Carlos
Alexandre da Silva Rocha nasceu em Vitória-ES em 1988. Escreve desde os treze anos de
idade e tem como influências Drummond e os escritores simbolistas. Em 2008,
lançou, pela Lei Rubem Braga, o livro de poemas “Um homem na sombra”, que
aparentemente se coloca aos olhos do leitor como algo simples. Entretanto, como
o livro versa sobre as angústias humanas, ele torna-se não tão fácil de ser
encarado. Carlos Alexandre é formado em Letras-Português pela UFES e escreve no
Blog Pierrô crônico (www.pierrocronico.blogspot.com).
Confira, abaixo, a crônica “Minha
pombinha da discórdia”:
MINHA POMBINHA DA DISCÓRDIA
Sei, mon
amour, que a culpa de nossa desgraça repousa em meus ombros. Sou o único
culpado e pagarei caro por isso. Não fugirei, nem implorarei por minha vida.

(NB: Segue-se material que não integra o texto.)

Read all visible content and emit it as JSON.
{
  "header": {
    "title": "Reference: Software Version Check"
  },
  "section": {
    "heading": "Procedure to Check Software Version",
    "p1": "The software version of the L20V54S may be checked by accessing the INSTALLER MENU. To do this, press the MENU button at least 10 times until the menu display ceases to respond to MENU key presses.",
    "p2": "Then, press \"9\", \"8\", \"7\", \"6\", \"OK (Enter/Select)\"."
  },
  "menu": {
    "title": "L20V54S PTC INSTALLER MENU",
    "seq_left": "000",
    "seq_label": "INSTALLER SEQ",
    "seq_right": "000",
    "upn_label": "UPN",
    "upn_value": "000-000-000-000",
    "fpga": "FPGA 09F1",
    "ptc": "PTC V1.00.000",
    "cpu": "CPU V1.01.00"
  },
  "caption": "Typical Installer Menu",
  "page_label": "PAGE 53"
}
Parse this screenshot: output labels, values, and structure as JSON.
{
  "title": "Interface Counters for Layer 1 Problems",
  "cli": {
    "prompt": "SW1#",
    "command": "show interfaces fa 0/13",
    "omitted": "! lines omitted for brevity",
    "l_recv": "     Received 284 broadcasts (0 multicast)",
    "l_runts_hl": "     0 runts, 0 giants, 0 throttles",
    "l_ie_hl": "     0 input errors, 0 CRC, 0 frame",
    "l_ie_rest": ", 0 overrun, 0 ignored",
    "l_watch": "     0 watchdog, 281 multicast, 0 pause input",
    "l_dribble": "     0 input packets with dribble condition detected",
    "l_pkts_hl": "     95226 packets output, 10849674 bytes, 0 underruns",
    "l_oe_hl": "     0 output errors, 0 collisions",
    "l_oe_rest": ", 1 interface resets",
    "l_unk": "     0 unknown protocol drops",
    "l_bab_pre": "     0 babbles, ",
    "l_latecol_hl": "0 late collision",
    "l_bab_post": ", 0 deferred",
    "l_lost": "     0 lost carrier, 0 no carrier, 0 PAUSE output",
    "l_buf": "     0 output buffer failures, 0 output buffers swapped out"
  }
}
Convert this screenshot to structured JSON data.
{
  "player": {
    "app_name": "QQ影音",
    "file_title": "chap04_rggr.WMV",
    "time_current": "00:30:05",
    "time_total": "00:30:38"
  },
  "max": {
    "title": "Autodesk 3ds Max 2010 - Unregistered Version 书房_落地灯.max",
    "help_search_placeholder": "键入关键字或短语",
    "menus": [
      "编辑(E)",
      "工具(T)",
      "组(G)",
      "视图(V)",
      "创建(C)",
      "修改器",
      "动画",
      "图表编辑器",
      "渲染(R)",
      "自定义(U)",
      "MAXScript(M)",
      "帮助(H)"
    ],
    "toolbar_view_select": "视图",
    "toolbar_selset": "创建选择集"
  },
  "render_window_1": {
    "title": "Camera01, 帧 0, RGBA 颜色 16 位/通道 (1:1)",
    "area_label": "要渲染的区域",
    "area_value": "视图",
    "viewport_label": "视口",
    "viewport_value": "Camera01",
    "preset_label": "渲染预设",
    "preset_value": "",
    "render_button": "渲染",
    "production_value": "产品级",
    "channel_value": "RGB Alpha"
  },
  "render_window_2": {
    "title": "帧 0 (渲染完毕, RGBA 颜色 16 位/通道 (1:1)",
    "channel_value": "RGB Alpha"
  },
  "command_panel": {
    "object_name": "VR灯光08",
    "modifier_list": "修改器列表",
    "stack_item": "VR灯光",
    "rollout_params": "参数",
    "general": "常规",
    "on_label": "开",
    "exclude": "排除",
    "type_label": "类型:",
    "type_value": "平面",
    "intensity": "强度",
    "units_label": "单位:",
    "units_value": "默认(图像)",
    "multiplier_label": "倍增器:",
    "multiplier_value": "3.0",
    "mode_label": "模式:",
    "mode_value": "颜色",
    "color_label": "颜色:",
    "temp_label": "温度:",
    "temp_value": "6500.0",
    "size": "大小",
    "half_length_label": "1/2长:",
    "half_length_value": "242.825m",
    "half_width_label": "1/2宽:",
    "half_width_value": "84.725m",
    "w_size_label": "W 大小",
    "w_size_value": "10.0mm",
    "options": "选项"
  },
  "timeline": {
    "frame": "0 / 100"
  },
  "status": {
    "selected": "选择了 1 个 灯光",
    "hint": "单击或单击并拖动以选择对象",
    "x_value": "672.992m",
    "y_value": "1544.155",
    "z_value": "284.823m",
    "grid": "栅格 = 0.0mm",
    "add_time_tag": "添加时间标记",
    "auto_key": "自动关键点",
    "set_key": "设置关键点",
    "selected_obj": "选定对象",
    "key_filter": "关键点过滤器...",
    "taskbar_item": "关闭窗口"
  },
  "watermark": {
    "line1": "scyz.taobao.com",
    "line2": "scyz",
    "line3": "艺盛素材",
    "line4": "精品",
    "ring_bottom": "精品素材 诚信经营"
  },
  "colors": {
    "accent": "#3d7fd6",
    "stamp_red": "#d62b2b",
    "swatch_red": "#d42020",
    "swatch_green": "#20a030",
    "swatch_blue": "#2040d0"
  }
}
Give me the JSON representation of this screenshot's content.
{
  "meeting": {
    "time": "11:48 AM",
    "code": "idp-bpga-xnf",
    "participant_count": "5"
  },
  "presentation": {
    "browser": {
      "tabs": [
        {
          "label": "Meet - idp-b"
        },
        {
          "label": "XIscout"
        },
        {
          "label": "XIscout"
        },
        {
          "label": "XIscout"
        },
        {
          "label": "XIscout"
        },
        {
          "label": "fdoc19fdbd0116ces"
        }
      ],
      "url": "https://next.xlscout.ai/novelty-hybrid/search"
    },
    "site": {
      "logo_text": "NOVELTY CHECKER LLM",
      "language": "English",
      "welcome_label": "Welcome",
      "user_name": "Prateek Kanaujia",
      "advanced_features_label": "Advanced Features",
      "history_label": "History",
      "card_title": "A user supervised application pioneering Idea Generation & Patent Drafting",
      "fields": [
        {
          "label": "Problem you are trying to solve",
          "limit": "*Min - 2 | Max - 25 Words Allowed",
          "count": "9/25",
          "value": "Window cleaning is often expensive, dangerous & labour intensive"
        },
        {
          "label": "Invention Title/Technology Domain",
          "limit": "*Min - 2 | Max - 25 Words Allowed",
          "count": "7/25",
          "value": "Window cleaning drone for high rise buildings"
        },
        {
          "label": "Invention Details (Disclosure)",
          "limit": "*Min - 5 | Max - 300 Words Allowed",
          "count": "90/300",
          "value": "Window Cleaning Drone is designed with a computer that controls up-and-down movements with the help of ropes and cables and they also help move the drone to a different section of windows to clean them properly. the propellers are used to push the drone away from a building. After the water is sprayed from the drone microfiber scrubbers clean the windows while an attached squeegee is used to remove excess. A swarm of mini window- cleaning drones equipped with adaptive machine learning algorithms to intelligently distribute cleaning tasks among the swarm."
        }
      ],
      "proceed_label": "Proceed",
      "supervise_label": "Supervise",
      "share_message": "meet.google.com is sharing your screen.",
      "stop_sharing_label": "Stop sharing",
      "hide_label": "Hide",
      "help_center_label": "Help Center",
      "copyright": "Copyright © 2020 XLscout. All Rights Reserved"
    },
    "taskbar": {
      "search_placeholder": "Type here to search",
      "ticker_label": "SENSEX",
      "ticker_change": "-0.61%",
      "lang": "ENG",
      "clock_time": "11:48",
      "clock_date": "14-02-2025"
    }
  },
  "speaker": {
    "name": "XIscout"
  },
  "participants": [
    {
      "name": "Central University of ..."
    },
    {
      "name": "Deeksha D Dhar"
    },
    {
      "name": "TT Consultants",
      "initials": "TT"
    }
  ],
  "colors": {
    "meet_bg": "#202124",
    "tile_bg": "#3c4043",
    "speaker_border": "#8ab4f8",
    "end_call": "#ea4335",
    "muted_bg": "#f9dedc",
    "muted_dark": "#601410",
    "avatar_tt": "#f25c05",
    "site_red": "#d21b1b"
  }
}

Estou enfurnado entre quatro paredes, preso para sempre, como naquela música do
Paul McCartney de que eu gosto tanto, e ao som da qual, muitas vezes, fizemos
amor, mas, ao contrário da “Band on the run”, não sairei daqui, não há
esperança de fuga.
De
mim, de nós, só restará esta carta que algum dia, creio eu, quedará em suas
mãos. Isso, é claro, se ela não for extraviada, destruída, deturpada. Minha
Paloma, como sabe, palavras podem se desmanchar no ar, ou nas gavetas, as
traças existem para isso.
Não
pensei que um inocente cigarro causaria a nossa desgraça. Não foi por mal,
muito menos por bem, que eu o acendi. Estávamos absortos no “je vais, je vais
et je viens entre tes reins”. Além de que escutávamos “Je t’aime... Moi non
plus”, de Serge Gainsbourg, por isso a citação, minha pequerrucha ... Tudo
parecia perfeito! Quando dei por mim, nossa cama estava em chamas e não era de
paixão. Nosso inferno particular começou nessa hora.
Notícias
correm rápido, Ma petite colombe de la discorde, mal saímos do nosso
quarto enfumaçado e somos capa do jornal de hoje. Nem vimos que fomos
fotografados. Você nua e eu como nasci. Tarjas pretas tampam nossos sexos e os
teus apetitosos e tesos bicos dos seios.
Hoje
de manhã, seu marido me ligou. Falou que iria me destruir e que eu ofendera um
cabra macho. Retruquei que ele estava mais para bovino, do que caprino,
esquecera dos chifres? O que talvez tenha aumentado a sua ira. Ele descreveu
minuciosamente o que faria com os meus órgãos genitais quando colocasse as mãos
em mim. Estou
tomando previdências para que isso não ocorra.
Reforcei
as trancas da porta, na verdade, troquei a porta e a casa inteira. A nota
fiscal do esconderijo à prova de bomba nuclear avisava que era impenetrável,
nem a radiação, nem o seu marido vão pôr em risco a minha vida. Entretanto, sei
que um marido nervoso e enganado, consumido pelo ódio, irá colocar todo este
aço abaixo. Essa é a minha maior preocupação.
Sei
que minha casa será tomada, mas será aos poucos. Primeiro a maçaneta, depois a
porta. Ele tomará os ladrilhos com seus passos apressados e cada pó recôndito
de minha residência. De nada adiantarão minhas súplicas e as paredes de metal.
Não terei como fugir, estou acuado.
O
modo como ele vai me tirar a vida me atordoa. Já sinto o cano frio da arma em
minha nuca, ou será que ele me matará a facadas, contando, minuciosamente, o
número de perfurações? Como Nelson Rodrigues avisou, Toda nudez será
castigada. Basta estar pelado com a mulher dos outros e você verá.
Escuto
alguém mexer na porta. Sinto minha respiração diminuir, mas ele desiste e se
vai. Viverei aqui, trancafiado para sempre, até que um dia a morte me arraste
para o seu fosso silencioso e escuro. Queria te ter em meus braços por mais uma
vez, te dar carinho, mas a tranca da porta só abre após cem anos. Estou preso
aqui. Se o seu marido não me matar antes, quando eu estiver velho, olharei tua
foto, minha Paloma, na hora de minha morte, sabendo que você estará velha e
enrugada e não será nem a sombra do que já foi. Meu olho deixará derramar a
última lágrima e me entregarei vencido, pensar isso me alegra, me faz esquecer
que meu fim será outro, mais trágico. Meu amor, adeus.